Notes and Limitations
MS-DRG Code Normalization
MS-DRG codes are normalized to 3 digits by stripping leading zeros (e.g., 0470 becomes 470). Because the source rate files are partitioned by the original billing code prefix, a normalized DRG code may reside in a partition that doesn't match its new prefix. For example, code 470 (originally 0470) will appear in the bc_left=04 partition rather than bc_left=47.
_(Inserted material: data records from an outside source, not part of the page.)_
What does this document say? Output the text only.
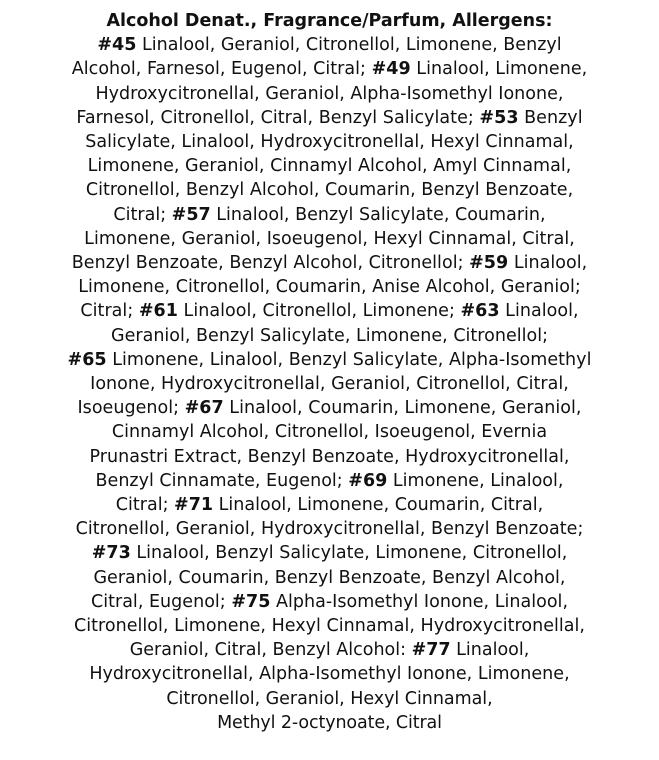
Alcohol Denat., Fragrance/Parfum, Allergens:
#45 Linalool, Geraniol, Citronellol, Limonene, Benzyl
Alcohol, Farnesol, Eugenol, Citral; #49 Linalool, Limonene,
Hydroxycitronellal, Geraniol, Alpha-Isomethyl Ionone,
Farnesol, Citronellol, Citral, Benzyl Salicylate; #53 Benzyl
Salicylate, Linalool, Hydroxycitronellal, Hexyl Cinnamal,
Limonene, Geraniol, Cinnamyl Alcohol, Amyl Cinnamal,
Citronellol, Benzyl Alcohol, Coumarin, Benzyl Benzoate,
Citral; #57 Linalool, Benzyl Salicylate, Coumarin,
Limonene, Geraniol, Isoeugenol, Hexyl Cinnamal, Citral,
Benzyl Benzoate, Benzyl Alcohol, Citronellol; #59 Linalool,
Limonene, Citronellol, Coumarin, Anise Alcohol, Geraniol;
Citral; #61 Linalool, Citronellol, Limonene; #63 Linalool,
Geraniol, Benzyl Salicylate, Limonene, Citronellol;
#65 Limonene, Linalool, Benzyl Salicylate, Alpha-Isomethyl
Ionone, Hydroxycitronellal, Geraniol, Citronellol, Citral,
Isoeugenol; #67 Linalool, Coumarin, Limonene, Geraniol,
Cinnamyl Alcohol, Citronellol, Isoeugenol, Evernia
Prunastri Extract, Benzyl Benzoate, Hydroxycitronellal,
Benzyl Cinnamate, Eugenol; #69 Limonene, Linalool,
Citral; #71 Linalool, Limonene, Coumarin, Citral,
Citronellol, Geraniol, Hydroxycitronellal, Benzyl Benzoate;
#73 Linalool, Benzyl Salicylate, Limonene, Citronellol,
Geraniol, Coumarin, Benzyl Benzoate, Benzyl Alcohol,
Citral, Eugenol; #75 Alpha-Isomethyl Ionone, Linalool,
Citronellol, Limonene, Hexyl Cinnamal, Hydroxycitronellal,
Geraniol, Citral, Benzyl Alcohol: #77 Linalool,
Hydroxycitronellal, Alpha-Isomethyl Ionone, Limonene,
Citronellol, Geraniol, Hexyl Cinnamal,
Methyl 2-octynoate, Citral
This does not affect query correctness when using hive_partitioning=true — the billing_code column inside the file is always the normalized value. However, it does mean that bc_left cannot be used as a reliable filter for MS-DRG billing codes. To query a specific DRG, filter on the billing_code column directly rather than relying on the bc_left partition.
Setting Field
The setting field is new in Schema 2.0. It reflects the setting value from the payer's TiC data, defaulting to both when the source does not specify one. Not all payers populate this field; for those that don't, all records will show both.
Percentage Rates
Records with negotiated_type = 'percentage' represent rates expressed as a percentage of an undisclosed base amount (typically billed charges). The rate_avg for these records is the percentage value itself (e.g., 80.0 meaning 80% of charges), not a dollar amount. These records always receive a confidence of MEDIUM or LOW and a priority score of at least 4,000, reflecting the inherent difficulty of interpreting percentage-based rates without knowing the base.
Plan Count Interpretation
A plan_count of 1 does not necessarily mean only one plan covers that provider for that code. It means only one plan contributed rates at the winning priority level. Other plans may have reported rates that were superseded by higher-priority data during the state merge.
Rate Statistics
The rate_min, rate_max, and rate_avg values reflect the aggregate of all individual rate records that contributed to the winning priority level across all plans. When plan_count > 1, these statistics span multiple plans. When rate_count > 1 within a single plan, it typically means the rate file contained multiple rate entries for the same provider and billing code at the same priority level.
Blue Cross Blue Shield
Blue Cross Blue Shield payers are processed individually by their regional Blue plan based on the Reporting Entities inside each machine-readable file (e.g., Blue Cross Blue Shield of Massachusetts, Highmark Blue Cross Blue Shield). Each regional plan's data appears as a separate payer directory in the output.